Analysis, Case Studies, and Commentary
Fed prosecutors claim an Orange County supervisor redirected more than half-a-million cool ones to himself and his family, before he was outed. NYT reports.
SF's Dream Keeper initiative—which took over $120 million from the San Francisco Police Department and “redistributed” it in the form of grants—is found to be a hotbed for large-scale grift, according to the exceptional Voice of SF.
This November, hundreds of state and local measures seek to raise property taxes across California. HJTA’s Jon Coupal recommends homeowners look at the Voted Indebtedness category of their tax bill—yearly charges that skirt Prop 13 protections. The historic safeguard of a two-thirds voter approval requirement for these tax hikes was already repealed to 55% for school bonds. Now Prop 5 seeks to do the same, adding billions more in tax burdens for CA property owners.
What won’t they say when they don’t get their way? Housing activists wanted RM4’s $20 billion in bonds (which would cost homeowners and renters over $48 billion). After a bipartisan group of concerned citizens pointed out that the measure was misleading, BAHFA pulled it from the ballot. Activists then hurled all sorts of fantastical insults at the group, as if participation in the democratic process were some kind of extremism. Marin Post’s Bob Silvestri writes.
Certainly, the climate crisis is real and deserves a considered response. However, Proposition 4 is representative of the failed statewide financial planning characteristic of Newsom's administration, and wastes most of the money that should be made available for a valid priority, says MCC Vice Chair Gregg Dieguez in the excellent Coastside News.

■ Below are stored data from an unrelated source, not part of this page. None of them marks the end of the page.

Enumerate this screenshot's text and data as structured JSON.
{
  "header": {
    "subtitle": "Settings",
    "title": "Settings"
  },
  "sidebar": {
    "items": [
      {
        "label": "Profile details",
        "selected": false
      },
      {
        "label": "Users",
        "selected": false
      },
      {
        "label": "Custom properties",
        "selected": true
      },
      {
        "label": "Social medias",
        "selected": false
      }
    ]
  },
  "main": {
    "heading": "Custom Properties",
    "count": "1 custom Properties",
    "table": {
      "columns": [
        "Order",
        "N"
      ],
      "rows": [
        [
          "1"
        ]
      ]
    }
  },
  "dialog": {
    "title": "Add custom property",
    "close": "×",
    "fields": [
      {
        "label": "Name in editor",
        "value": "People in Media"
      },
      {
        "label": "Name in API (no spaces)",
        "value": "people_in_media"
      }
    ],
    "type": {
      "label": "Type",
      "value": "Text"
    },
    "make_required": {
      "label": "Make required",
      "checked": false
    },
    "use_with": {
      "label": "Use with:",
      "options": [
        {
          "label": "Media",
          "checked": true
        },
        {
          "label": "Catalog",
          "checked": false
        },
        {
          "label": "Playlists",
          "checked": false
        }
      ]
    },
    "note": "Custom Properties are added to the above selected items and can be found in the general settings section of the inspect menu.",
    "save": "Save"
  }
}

Local contractor T. J. Nelsen expresses his concern that Proposition 5—lowering CA's “infrastructure” tax approval requirement to 55% from 66.6%—removes Bay Area citizens' needed protection measure against corrupt, money-hungry gov'ts. From a newsletter published by the Marin County GOP.
Of the many ways to fund a housing project, bonds are the least efficient. Yet RM4 would have saddled Bay Area homeowners with more than $48 billion in taxes to pay off housing bond debt, with little to show for it. In his breakdown of what went wrong, Marin Post’s Bob Silvestri asks if BAHFA considered intelligent housing solutions that cost much less than bonds—developer tax credits, for example, or low-risk private housing debt insurance.
What to do after blowing a $100 billion surplus? Borrow another $10 billion for the “climate,” it seems. In his commentary for CalMatters, Senator Brian Jones questions the seriousness of the State’s environmental mission, not only when it had the cash on hand, but now when it’s deeply in debt—Prop 4 asks voters to pay for pop-up tents at farmers’ markets and galleries at zoos. Is that worth taking out another high-interest loan?
The Bakersfield Californian discusses how the city has moved 600 people off their streets since 2020. This city's approach pairs removing the unsafe encampments and quickly building affordable housing.